After Memorial Day, he is 1-for-1 -- and rolling.

Just as quickly as he finished in Chicago on Monday, Kannappan returned home hungry for a second norm, taking a seat in the St. Louis Invitational on Wednesday. Beyond the difficulties of just simply performing to a norm - scoring 6.5 points out of 9 against some of the world’s best - other norm definitions set by the governing World Chess Federation (FIDE) regularly produce horror stories for title-seekers. This is especially true in Open tournaments, where pairings are random and out of the player’s control, making the norm Kannappan earned last weekend in Chicago all the more coveted.

But the Saint Louis Invitational is designed around the norm. The organizing Chess Club and Scholastic Center has addressed all of FIDE’s hoop-jumping before the event, inviting only players that meet all of the necessary requirements, then letting a handful of hopefuls - like Kannappan - run wild. With all the regulating guess work out of the equation, all they have to do is show up and perform.

Other IMs hoping to score a norm include John Bartholomew, who earned one in last year’s installment of the Invitational, as well as Kayden Troff and Sam Sevian - America’s top U16 and U14 players, according to FIDE - who arrive in St. Louis on missions of their own. Part of the chess caravan, both followed Kannappan home from Chicago: In fact, Troff fell a half-point short of his own norm after losing to Kannappan in the final round.

They will all fight again this week in the St. Louis Invitational, and then we will see both Troff and Sevian once more at the end of the month for the 2014 U.S. Junior Closed Championship. The event is the third of the trifecta of national championships hosted by St. Louis, featuring the top-10 U.S. players under 21, and Troff and Sevian should clash as favorites.

This is shaping up to be a fast-paced summer of opportunity for the next batch of U.S. hopefuls, and let it be clear that we will be watching this next crop for years to come. They’re moving at a startling speed, rendering Lenderman and the rest of the recent national title contenders as just that: Old news.

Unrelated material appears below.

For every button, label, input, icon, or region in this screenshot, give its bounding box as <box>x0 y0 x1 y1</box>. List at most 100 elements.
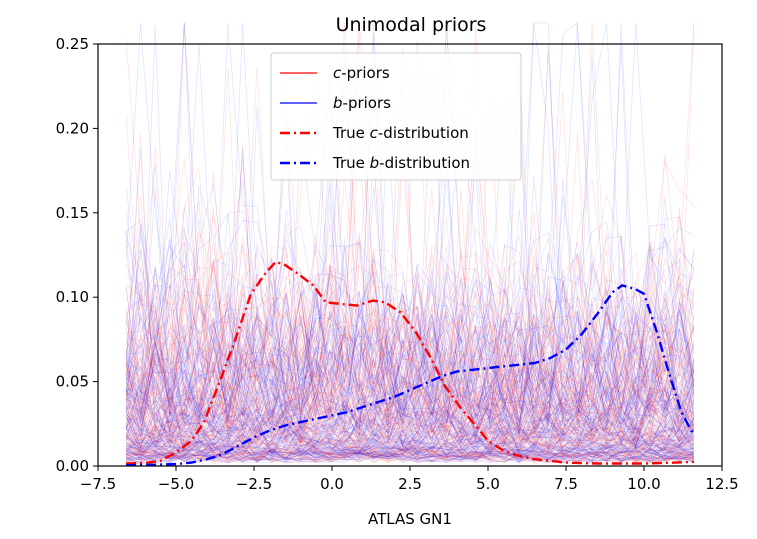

They had better watch their back.

Brian Jerauld is a chess instructor to area students, including his own children, and a student of the game himself through the Chess Club and Scholastic Center of Saint Louis. He is also a Mizzou journalist with a decade of experience writing about boats, sports and other odds and ends. This column is a weekly look around St. Louis, the U.S. Capital of Chess.